Continuous prompt-enhancement methods expose another tension: richer prompt parameterizations are more expressive but can be more brittle. TextRefiner is sensitive to cache size 4 and to the balancing coefficients on semantic-alignment and regularization losses, with too-large caches fragmenting visual attributes and overly strong alignment causing overfitting to seen samples (Xie et al., 2024). Dynamic Prompting likewise reports greater optimization difficulty when instance-dependent prompt vectors and instance-dependent prompt positions are combined, and its experiments are confined to encoder-based LLMs, ViT, and CLIP-style systems rather than decoder-only generation models (Yang et al., 2023).

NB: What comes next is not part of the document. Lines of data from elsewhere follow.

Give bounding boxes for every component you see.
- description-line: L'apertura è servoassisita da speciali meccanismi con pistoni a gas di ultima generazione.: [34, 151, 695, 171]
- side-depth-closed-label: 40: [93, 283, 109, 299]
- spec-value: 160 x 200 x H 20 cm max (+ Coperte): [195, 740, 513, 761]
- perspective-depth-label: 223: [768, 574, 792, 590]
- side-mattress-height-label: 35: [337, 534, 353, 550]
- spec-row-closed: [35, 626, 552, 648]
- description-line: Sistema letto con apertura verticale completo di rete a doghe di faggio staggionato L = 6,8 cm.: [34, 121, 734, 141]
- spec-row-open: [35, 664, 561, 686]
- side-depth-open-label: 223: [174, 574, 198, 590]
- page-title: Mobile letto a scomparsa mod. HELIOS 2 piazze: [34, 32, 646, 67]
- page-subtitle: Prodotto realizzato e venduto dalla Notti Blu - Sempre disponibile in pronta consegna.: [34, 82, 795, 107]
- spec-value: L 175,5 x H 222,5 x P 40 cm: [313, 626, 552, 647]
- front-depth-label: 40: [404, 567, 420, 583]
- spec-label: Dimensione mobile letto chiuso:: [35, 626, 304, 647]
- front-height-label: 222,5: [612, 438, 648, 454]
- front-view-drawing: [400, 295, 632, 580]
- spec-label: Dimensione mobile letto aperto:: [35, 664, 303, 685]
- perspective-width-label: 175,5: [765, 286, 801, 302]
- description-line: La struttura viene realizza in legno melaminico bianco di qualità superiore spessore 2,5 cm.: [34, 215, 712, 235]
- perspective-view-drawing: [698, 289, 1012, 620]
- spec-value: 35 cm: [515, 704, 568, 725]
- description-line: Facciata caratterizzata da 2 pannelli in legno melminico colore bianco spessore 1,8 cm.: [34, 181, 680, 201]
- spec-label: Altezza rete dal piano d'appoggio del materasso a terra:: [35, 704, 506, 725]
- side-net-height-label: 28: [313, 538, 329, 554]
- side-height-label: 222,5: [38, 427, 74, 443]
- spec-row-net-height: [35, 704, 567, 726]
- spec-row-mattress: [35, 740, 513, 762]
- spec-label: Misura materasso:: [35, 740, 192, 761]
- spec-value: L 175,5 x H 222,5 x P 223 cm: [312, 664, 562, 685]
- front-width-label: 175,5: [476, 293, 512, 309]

Interactive systems remain limited by context and user modeling. PromptMind uses only the last four rounds of dialogue and does not maintain an explicit long-term user profile, so personalization remains local and implicit rather than persistent (Su et al., 2023). More broadly, a recurring open problem is how to combine offline prompt optimization, runtime adaptation, interpretable user control, and reliable evaluation signals without excessive infrastructure or reward misalignment. The recent literature suggests that PromptEnhancer is most effective when prompt optimization is treated neither as a purely manual craft nor as a single universal algorithm, but as a layered engineering problem combining search space design, feedback design, evaluation, and deployment constraints.